When It Comes to War, Obama and Bush Think Alike

But 44 needs to make his case to America
By Matt Cantor,  Newser Staff
Posted Jan 3, 2011 10:17 AM CST
When It Comes to War, Obama and Bush Think Alike
President Barack Obama walks into the Oval Office with former President George W. Bush, left, and former President Bill Clinton, center, Saturday, Jan. 16, 2010.   (AP Photo/Ron Edmonds)

When it comes to war, Presidents Bush and Obama really aren’t so different, writes Stephen Carter in Newsweek. While Obama was perceived as the peace candidate, “the office of the presidency, once assumed, transforms the outlook of its holder.” To wit: Obama is essentially recycling Bush's Iraq strategy for Afghanistan, and has expanded the targets in the fight against terror. He's "adopted wholeheartedly what we might call the Bush doctrine's political science" of preemptive strikes. The wars in Afghanistan and Iraq are "his wars now, nobody else's."

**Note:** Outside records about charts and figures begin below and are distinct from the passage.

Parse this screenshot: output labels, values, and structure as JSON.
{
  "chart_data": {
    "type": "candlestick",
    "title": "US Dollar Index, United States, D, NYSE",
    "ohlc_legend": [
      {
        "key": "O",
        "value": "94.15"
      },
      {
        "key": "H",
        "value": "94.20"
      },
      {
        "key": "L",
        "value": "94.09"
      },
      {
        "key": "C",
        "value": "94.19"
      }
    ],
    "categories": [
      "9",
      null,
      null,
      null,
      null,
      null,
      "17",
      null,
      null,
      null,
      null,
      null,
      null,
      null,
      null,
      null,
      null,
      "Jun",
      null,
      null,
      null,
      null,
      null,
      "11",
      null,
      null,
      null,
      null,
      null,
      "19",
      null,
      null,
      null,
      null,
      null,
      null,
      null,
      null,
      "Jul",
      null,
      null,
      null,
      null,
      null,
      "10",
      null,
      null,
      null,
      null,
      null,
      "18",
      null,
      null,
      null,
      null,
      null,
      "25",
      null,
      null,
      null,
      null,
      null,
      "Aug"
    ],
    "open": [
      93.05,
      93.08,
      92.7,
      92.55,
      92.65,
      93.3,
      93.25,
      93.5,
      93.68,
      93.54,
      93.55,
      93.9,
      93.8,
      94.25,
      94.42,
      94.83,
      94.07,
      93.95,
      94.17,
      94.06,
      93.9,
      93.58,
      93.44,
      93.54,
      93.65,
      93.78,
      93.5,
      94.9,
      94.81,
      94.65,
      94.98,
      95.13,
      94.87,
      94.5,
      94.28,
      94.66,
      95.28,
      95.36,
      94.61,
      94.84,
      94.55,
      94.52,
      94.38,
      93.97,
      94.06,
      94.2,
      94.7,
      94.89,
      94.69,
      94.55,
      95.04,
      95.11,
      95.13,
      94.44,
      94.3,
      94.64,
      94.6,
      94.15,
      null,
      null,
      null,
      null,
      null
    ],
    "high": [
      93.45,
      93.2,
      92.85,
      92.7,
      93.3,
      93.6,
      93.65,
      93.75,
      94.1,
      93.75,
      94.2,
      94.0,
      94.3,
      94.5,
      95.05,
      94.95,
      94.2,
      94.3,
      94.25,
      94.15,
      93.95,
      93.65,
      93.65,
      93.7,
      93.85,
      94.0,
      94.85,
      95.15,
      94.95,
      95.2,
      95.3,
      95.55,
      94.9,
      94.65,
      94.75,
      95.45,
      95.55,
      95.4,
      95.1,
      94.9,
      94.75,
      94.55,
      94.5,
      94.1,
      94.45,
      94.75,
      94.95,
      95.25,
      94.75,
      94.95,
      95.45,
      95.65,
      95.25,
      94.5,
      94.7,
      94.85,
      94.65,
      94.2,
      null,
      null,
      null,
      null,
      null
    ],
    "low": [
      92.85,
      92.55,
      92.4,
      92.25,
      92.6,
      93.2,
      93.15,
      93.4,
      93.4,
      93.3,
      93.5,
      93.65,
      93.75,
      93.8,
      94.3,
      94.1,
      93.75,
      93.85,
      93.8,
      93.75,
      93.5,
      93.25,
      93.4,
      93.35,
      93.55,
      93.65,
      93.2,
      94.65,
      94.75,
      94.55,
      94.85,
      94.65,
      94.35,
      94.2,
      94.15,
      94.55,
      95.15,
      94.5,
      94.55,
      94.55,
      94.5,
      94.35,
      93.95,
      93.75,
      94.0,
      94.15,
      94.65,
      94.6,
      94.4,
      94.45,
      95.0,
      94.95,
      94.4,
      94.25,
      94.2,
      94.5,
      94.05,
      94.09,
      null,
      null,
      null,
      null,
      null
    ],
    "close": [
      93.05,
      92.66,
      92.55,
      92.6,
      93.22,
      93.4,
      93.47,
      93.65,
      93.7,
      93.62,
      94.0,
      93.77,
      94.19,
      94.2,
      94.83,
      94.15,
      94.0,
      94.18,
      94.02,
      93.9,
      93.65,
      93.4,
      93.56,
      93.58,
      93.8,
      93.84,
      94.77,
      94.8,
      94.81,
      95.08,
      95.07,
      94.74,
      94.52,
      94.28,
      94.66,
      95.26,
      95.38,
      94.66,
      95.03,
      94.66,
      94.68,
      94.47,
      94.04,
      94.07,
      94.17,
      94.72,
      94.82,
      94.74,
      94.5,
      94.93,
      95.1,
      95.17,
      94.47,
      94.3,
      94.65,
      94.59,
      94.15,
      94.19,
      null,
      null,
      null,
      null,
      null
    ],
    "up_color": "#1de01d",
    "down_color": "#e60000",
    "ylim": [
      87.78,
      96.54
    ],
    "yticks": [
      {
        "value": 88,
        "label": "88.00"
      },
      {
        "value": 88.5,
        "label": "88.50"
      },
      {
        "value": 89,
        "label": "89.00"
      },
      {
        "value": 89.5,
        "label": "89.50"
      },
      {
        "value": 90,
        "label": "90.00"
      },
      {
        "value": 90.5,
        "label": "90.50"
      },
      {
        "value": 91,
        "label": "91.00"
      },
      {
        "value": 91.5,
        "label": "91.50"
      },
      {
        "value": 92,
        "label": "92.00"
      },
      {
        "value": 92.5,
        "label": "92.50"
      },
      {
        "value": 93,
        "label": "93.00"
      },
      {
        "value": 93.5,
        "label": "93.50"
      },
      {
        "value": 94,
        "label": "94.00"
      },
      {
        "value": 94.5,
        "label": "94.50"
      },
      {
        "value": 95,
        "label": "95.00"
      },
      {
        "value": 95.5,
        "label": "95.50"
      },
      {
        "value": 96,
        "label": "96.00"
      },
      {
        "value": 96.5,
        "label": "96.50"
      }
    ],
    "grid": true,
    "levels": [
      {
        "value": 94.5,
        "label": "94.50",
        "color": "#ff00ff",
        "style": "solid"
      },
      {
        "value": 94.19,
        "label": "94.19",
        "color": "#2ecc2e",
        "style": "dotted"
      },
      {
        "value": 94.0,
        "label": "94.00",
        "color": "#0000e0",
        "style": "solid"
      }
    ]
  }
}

Of course, just because the presidents agree doesn't mean they're right; Carter suspects, on many issues, they're not. But it "does suggest that some of the more wildly hyperbolic critics of President Bush may owe him an apology. Otherwise, by muting themselves now, they might seem to be playing partisan games with the lives of American service members—and the lives of those we ask them to kill."